Jobs, economy drive fight to keep facilities open
by Dave Reynolds, Inclusion Daily Express
June 18, 2001

This article is reproduced here under special arrangement with Inclusion Daily Express Email News Service.

INDIANAPOLIS, INDIANA--Parents of institution residents, employees and community members joined forces last week in an attempt to persuade lawmakers to keep two institutions from closing.

Governor Frank O'Bannon announced in April that the state would be closing institutions and moving the residents into homes in the community. The plan calls for the closure of Muscatatuck State Developmental Center, an institution housing about 270 people with developmental disabilities, by the end of 2003. The moves to the community would be guided by person-centered planning.

The Indianapolis Star reported that on Tuesday a group of about 80 people gathered at the Statehouse to protest the closure of Muscatatuck and Madison State Hospital which houses people with "mental illness and mental handicaps".

The rally was organized by members of the employees union, who fear the closures will mean they will lose their jobs. The two facilities together employ about 500 direct-care staff members, many of whom are second and third generation employees.

The mayors of two towns near the facilities also presented the governor's office with 13,000 signatures from community members who do not want the institutions closed. They say they are concerned about the economic impact the closures would have on their towns. Muscatatuck is the largest employer in its area.

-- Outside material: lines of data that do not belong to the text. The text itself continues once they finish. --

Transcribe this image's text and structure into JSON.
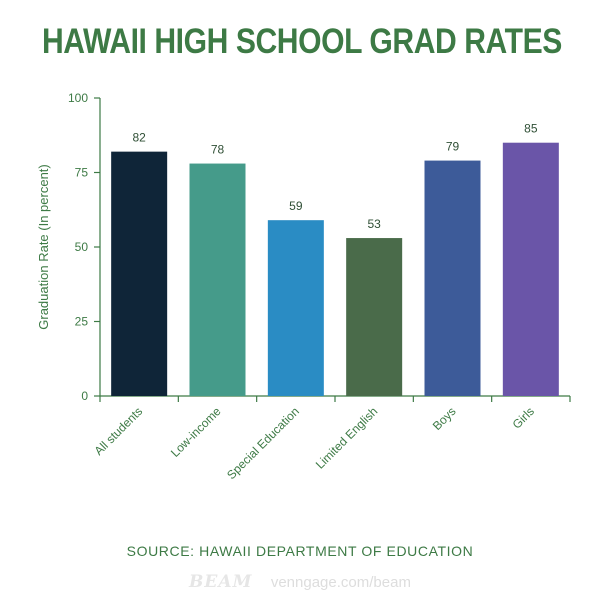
{
  "title": "HAWAII HIGH SCHOOL GRAD RATES",
  "source": "SOURCE: HAWAII DEPARTMENT OF EDUCATION",
  "footer": {
    "logo": "BEAM",
    "url": "venngage.com/beam"
  },
  "colors": {
    "title": "#3d7a45",
    "axis": "#3d7a45",
    "tick_label": "#3d7a45",
    "value_label": "#2f4f35"
  },
  "chart_data": {
    "type": "bar",
    "title": "HAWAII HIGH SCHOOL GRAD RATES",
    "xlabel": "",
    "ylabel": "Graduation Rate (In percent)",
    "ylim": [
      0,
      100
    ],
    "yticks": [
      0,
      25,
      50,
      75,
      100
    ],
    "grid": false,
    "categories": [
      "All students",
      "Low-income",
      "Special Education",
      "Limited English",
      "Boys",
      "Girls"
    ],
    "values": [
      82,
      78,
      59,
      53,
      79,
      85
    ],
    "bar_colors": [
      "#0f2538",
      "#459b8a",
      "#2a8cc4",
      "#4a6b4a",
      "#3d5b99",
      "#6a55a8"
    ],
    "value_labels": [
      "82",
      "78",
      "59",
      "53",
      "79",
      "85"
    ]
  }
}
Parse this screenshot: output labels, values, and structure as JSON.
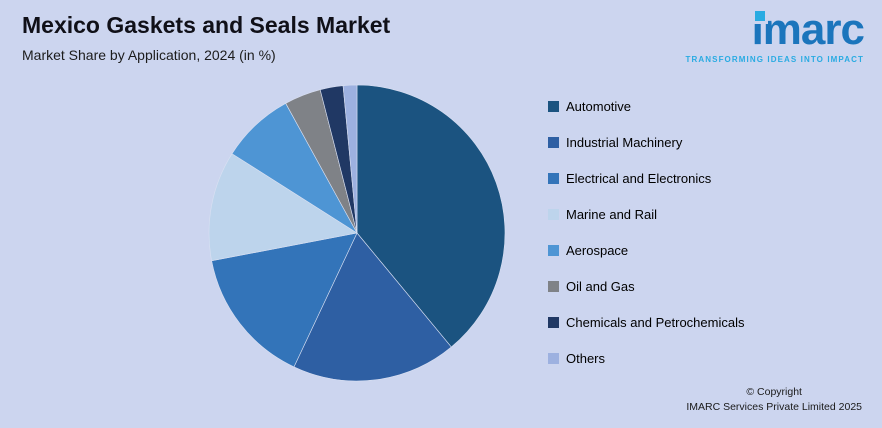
{
  "header": {
    "title": "Mexico Gaskets and Seals Market",
    "subtitle": "Market Share by Application, 2024 (in %)"
  },
  "logo": {
    "brand": "imarc",
    "tagline": "TRANSFORMING IDEAS INTO IMPACT",
    "brand_color": "#1b75bc",
    "accent_color": "#29abe2"
  },
  "footer": {
    "line1": "© Copyright",
    "line2": "IMARC Services Private Limited 2025"
  },
  "chart_data": {
    "type": "pie",
    "title": "Mexico Gaskets and Seals Market",
    "subtitle": "Market Share by Application, 2024 (in %)",
    "unit": "%",
    "legend_position": "right",
    "start_angle_deg": 0,
    "direction": "clockwise",
    "background_color": "#ccd5ef",
    "categories": [
      "Automotive",
      "Industrial Machinery",
      "Electrical and Electronics",
      "Marine and Rail",
      "Aerospace",
      "Oil and Gas",
      "Chemicals and Petrochemicals",
      "Others"
    ],
    "values": [
      39,
      18,
      15,
      12,
      8,
      4,
      2.5,
      1.5
    ],
    "colors": [
      "#1b5380",
      "#2e5fa3",
      "#3374b9",
      "#bdd4ec",
      "#4e95d4",
      "#7f8287",
      "#203864",
      "#9db1e0"
    ]
  }
}
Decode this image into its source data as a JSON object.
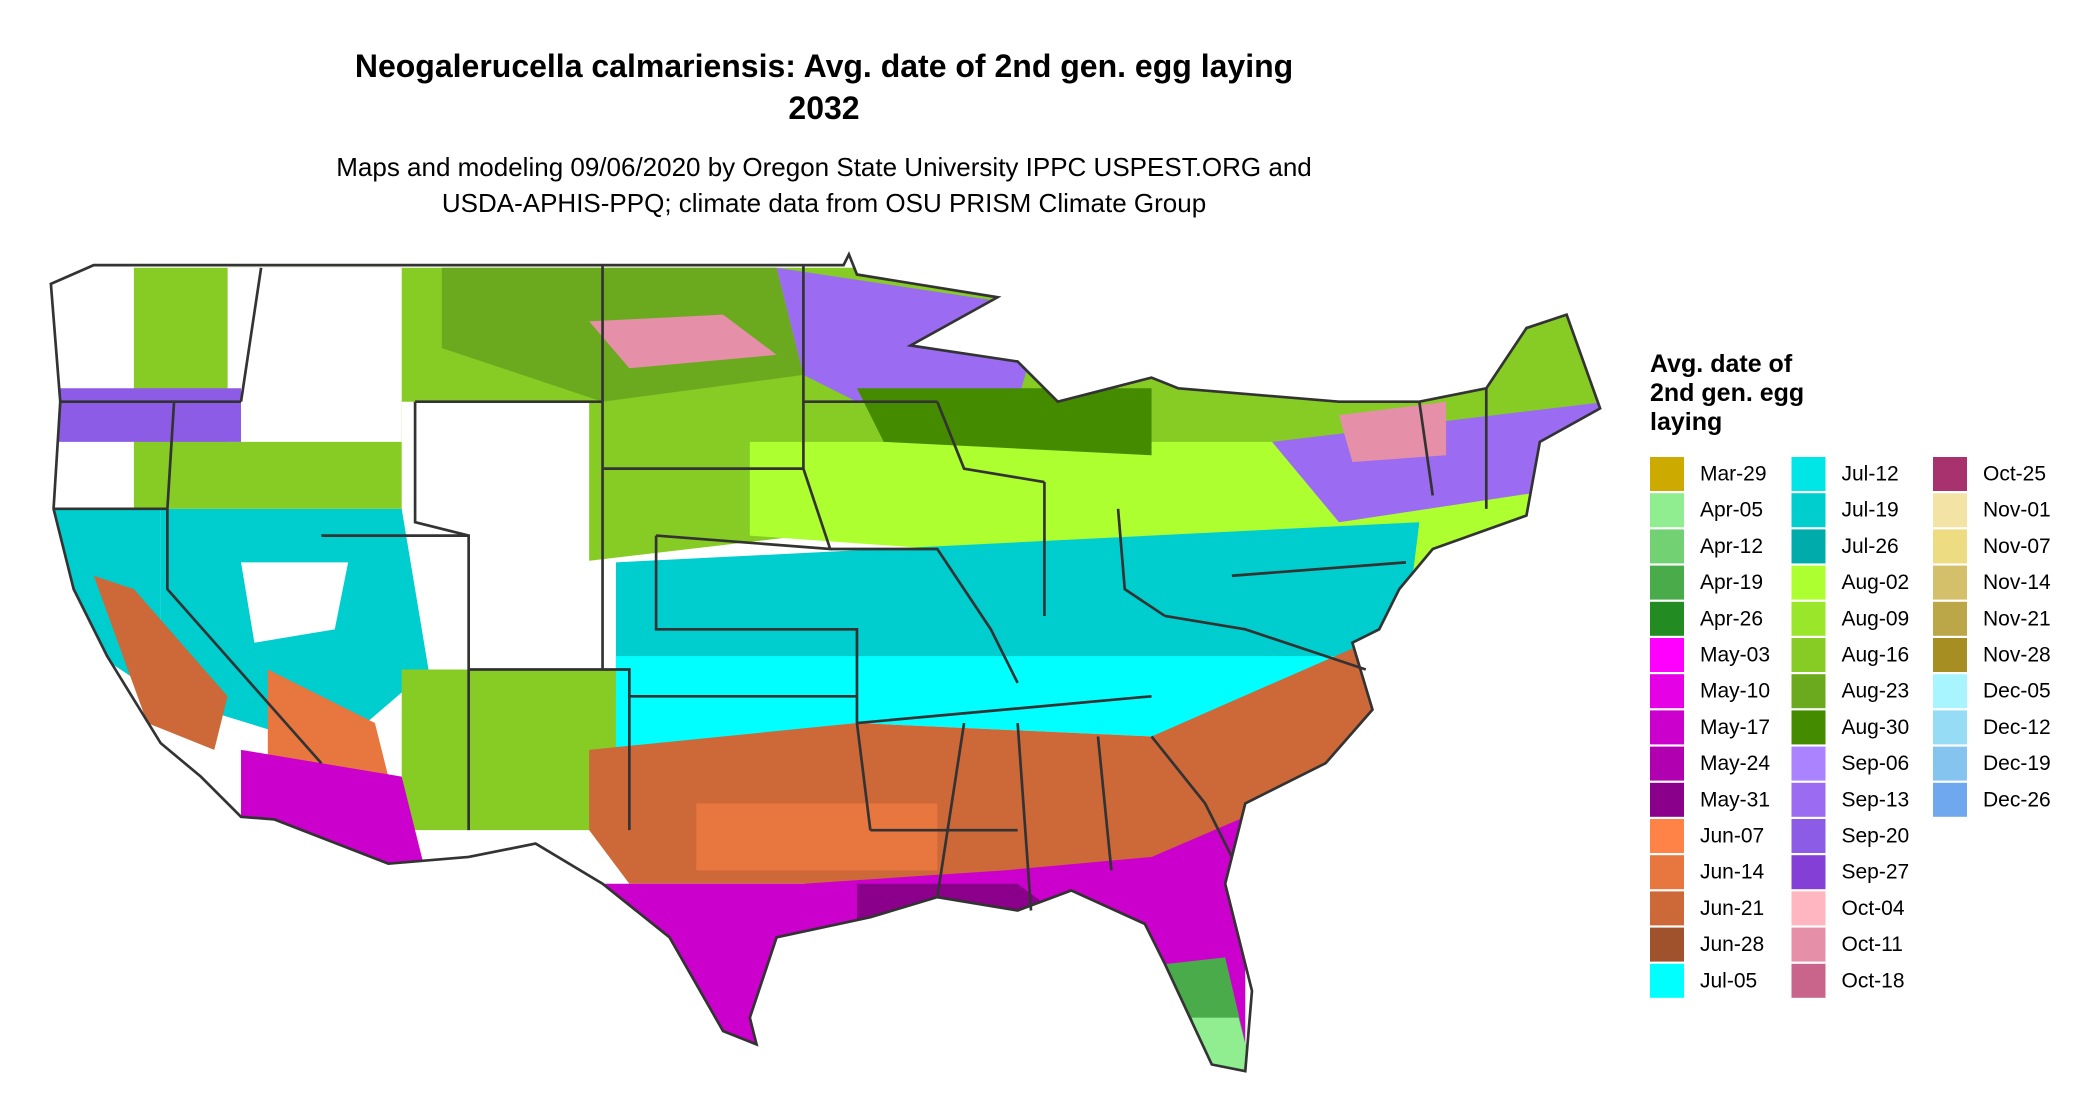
{
  "title": "Neogalerucella calmariensis: Avg. date of 2nd gen. egg laying",
  "year": "2032",
  "subtitle_lines": [
    "Maps and modeling 09/06/2020 by Oregon State University IPPC USPEST.ORG and",
    "USDA-APHIS-PPQ; climate data from OSU PRISM Climate Group"
  ],
  "legend": {
    "title": "Avg. date of 2nd gen. egg laying",
    "items": [
      {
        "label": "Mar-29",
        "color": "#cdaa00"
      },
      {
        "label": "Apr-05",
        "color": "#90ee90"
      },
      {
        "label": "Apr-12",
        "color": "#72d172"
      },
      {
        "label": "Apr-19",
        "color": "#4aab4a"
      },
      {
        "label": "Apr-26",
        "color": "#228b22"
      },
      {
        "label": "May-03",
        "color": "#ff00ff"
      },
      {
        "label": "May-10",
        "color": "#e600e6"
      },
      {
        "label": "May-17",
        "color": "#cc00cc"
      },
      {
        "label": "May-24",
        "color": "#b000b0"
      },
      {
        "label": "May-31",
        "color": "#8b008b"
      },
      {
        "label": "Jun-07",
        "color": "#ff8247"
      },
      {
        "label": "Jun-14",
        "color": "#e8763f"
      },
      {
        "label": "Jun-21",
        "color": "#cd6839"
      },
      {
        "label": "Jun-28",
        "color": "#a0522d"
      },
      {
        "label": "Jul-05",
        "color": "#00ffff"
      },
      {
        "label": "Jul-12",
        "color": "#00e5e5"
      },
      {
        "label": "Jul-19",
        "color": "#00cdcd"
      },
      {
        "label": "Jul-26",
        "color": "#00abab"
      },
      {
        "label": "Aug-02",
        "color": "#adff2f"
      },
      {
        "label": "Aug-09",
        "color": "#9ae62a"
      },
      {
        "label": "Aug-16",
        "color": "#86cc25"
      },
      {
        "label": "Aug-23",
        "color": "#6baa1e"
      },
      {
        "label": "Aug-30",
        "color": "#458b00"
      },
      {
        "label": "Sep-06",
        "color": "#ab82ff"
      },
      {
        "label": "Sep-13",
        "color": "#9b6cf2"
      },
      {
        "label": "Sep-20",
        "color": "#8d5ce6"
      },
      {
        "label": "Sep-27",
        "color": "#843fd6"
      },
      {
        "label": "Oct-04",
        "color": "#ffb6c1"
      },
      {
        "label": "Oct-11",
        "color": "#e58fa8"
      },
      {
        "label": "Oct-18",
        "color": "#c9658a"
      },
      {
        "label": "Oct-25",
        "color": "#a8326e"
      },
      {
        "label": "Nov-01",
        "color": "#f3e4a6"
      },
      {
        "label": "Nov-07",
        "color": "#eedc82"
      },
      {
        "label": "Nov-14",
        "color": "#d4c06a"
      },
      {
        "label": "Nov-21",
        "color": "#bca748"
      },
      {
        "label": "Nov-28",
        "color": "#a68e22"
      },
      {
        "label": "Dec-05",
        "color": "#a8f4ff"
      },
      {
        "label": "Dec-12",
        "color": "#97dcf5"
      },
      {
        "label": "Dec-19",
        "color": "#86c4f0"
      },
      {
        "label": "Dec-26",
        "color": "#6fa8ee"
      }
    ]
  }
}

The union members were joined by parents of people living at the institutions, who claimed they are worried that their family members will not be safe in the community.

No mention was made in the Star article about the opinions of the people who live in either facility.

The decision to close Muscatatuck came after years of documented physical, sexual and verbal abuse of residents by staff members, and lost federal Medicaid funding because of poor care and treatment. State officials and the U.S. Department of Justice agreed to the closures at the end of last year.